За последним пюпитром, освещенным солнечными лучами, проникающими через два узких стрельчатых окна, сидел старый монах с белой бородой. Полностью погрузившись в чтение крупноформатной книги, он не обратил на вошедших ни малейшего внимания. Леберехт заметил, что старик пользовался камнем для чтения, новомодным прибором, о котором он уже слышал, но в действии которого все же сомневался, как и в чудесах святого Игнатия Лойолы.
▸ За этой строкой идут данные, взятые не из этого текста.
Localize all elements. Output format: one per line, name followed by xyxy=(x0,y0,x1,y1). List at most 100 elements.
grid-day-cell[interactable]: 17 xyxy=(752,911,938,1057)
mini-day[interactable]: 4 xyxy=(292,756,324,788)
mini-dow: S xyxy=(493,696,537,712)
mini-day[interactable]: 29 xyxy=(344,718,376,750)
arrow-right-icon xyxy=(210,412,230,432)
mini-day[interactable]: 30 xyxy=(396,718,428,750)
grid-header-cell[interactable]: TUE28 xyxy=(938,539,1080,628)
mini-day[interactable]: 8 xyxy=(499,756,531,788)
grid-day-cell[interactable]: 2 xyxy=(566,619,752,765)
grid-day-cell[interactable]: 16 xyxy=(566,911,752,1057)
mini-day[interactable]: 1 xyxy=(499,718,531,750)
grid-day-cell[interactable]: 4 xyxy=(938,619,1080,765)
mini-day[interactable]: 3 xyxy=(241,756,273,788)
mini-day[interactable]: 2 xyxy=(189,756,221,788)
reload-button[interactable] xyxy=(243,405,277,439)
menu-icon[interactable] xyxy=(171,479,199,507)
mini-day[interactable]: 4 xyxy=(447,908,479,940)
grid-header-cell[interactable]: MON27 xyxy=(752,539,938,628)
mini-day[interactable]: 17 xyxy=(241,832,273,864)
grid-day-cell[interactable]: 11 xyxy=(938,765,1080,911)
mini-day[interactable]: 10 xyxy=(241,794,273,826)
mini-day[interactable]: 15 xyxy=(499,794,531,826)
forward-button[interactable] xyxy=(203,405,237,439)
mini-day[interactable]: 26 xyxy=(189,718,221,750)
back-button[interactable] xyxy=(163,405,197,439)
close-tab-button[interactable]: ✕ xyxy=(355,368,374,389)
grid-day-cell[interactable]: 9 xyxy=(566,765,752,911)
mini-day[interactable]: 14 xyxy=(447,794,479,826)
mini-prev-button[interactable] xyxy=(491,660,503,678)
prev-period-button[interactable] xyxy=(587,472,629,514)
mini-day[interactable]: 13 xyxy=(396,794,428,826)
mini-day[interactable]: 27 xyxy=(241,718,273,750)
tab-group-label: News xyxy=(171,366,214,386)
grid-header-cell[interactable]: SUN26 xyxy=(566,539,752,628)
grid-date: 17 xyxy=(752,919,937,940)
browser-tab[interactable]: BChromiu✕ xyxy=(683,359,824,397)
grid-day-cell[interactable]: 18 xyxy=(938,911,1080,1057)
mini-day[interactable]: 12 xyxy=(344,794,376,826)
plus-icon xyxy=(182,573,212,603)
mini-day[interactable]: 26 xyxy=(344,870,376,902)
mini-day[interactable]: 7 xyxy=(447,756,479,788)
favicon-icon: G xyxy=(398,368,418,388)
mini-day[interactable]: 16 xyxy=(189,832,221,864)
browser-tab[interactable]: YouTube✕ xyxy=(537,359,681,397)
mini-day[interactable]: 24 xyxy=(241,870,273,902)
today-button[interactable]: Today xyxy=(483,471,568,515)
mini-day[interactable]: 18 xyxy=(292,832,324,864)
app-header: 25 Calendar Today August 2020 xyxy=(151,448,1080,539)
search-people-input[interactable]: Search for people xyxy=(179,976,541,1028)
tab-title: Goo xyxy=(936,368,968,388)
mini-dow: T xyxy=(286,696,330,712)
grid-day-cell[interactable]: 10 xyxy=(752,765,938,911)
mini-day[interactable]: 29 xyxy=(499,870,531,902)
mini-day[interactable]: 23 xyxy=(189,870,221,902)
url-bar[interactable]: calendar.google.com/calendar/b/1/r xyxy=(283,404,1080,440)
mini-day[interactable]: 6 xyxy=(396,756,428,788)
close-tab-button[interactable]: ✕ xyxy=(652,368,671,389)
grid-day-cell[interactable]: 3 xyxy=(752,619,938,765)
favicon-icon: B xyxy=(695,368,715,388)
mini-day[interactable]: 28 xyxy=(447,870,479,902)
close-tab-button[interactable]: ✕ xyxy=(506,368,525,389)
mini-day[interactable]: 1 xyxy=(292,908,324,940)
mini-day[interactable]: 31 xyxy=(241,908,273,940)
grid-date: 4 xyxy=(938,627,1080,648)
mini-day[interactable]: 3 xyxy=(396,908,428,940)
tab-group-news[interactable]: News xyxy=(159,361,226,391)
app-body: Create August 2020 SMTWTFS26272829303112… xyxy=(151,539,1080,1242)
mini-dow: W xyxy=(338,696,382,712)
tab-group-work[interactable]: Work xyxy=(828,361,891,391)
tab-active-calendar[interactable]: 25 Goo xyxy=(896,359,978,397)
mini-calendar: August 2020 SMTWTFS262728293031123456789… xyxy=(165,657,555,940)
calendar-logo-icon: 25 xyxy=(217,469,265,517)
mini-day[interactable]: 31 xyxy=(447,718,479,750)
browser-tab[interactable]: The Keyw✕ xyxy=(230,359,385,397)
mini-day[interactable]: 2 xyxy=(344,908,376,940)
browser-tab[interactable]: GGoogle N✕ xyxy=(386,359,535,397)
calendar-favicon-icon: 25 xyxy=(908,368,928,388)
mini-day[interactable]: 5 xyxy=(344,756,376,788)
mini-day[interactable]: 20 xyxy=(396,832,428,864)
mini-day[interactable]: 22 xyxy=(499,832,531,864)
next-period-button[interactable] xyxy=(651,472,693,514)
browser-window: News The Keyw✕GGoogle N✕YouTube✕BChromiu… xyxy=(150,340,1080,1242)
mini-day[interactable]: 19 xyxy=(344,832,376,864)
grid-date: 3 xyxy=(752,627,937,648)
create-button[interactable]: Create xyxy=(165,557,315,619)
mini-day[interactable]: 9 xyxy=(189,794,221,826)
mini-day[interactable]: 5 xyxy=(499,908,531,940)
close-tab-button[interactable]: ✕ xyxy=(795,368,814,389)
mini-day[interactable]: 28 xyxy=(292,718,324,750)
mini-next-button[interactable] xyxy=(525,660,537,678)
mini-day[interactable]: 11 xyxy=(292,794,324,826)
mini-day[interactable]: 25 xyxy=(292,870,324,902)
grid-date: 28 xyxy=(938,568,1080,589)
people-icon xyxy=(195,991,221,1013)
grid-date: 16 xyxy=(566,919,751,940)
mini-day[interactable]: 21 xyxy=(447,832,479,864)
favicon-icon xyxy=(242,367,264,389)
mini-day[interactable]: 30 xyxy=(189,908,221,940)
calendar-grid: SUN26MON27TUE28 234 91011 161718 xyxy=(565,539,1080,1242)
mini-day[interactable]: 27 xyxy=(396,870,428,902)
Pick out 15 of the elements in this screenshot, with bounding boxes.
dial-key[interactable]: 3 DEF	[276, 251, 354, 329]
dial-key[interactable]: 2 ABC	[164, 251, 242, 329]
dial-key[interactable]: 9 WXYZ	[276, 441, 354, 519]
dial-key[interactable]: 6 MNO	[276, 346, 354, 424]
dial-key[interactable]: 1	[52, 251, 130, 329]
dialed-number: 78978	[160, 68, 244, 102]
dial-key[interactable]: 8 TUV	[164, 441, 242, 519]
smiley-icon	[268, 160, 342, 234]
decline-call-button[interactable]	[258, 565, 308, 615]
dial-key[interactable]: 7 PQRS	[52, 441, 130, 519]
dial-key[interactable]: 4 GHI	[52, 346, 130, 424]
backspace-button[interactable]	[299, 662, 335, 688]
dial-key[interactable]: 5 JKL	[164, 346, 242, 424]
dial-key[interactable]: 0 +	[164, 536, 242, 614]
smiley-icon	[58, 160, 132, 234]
О последнем говорили, будто в присутствии Бога он мог парить над землей на высоте в пять ладоней.
Лютгер, заметив удивление в глазах Леберехта, подошел к брату Андреасу и объяснил ему, что молодой посетитель есть не кто иной, как сын Лысого Адама, который был в особенной степени связан с аббатством и, прежде всего, с библиотекой. Тут лик маленького монаха просветлел, из складок на груди своей сутаны он вынул осколок доски, нацарапал на ней грифелем пару слов и протянул ее Леберехту. Тот прочитал: "Requiescat in pace!".[25] Лютгер тоже проявил интерес к грифельной доске и объяснил:
— Брат Андреас со времени своей глухоты пользуется только латынью. Он понимает немецкий язык, но все, что хочет сказать, говорит на церковной латыни. Одному Богу известно, что в нем происходит. — При этих словах Лютгер немного повернулся, чтобы брат Андреас не мог видеть его губ.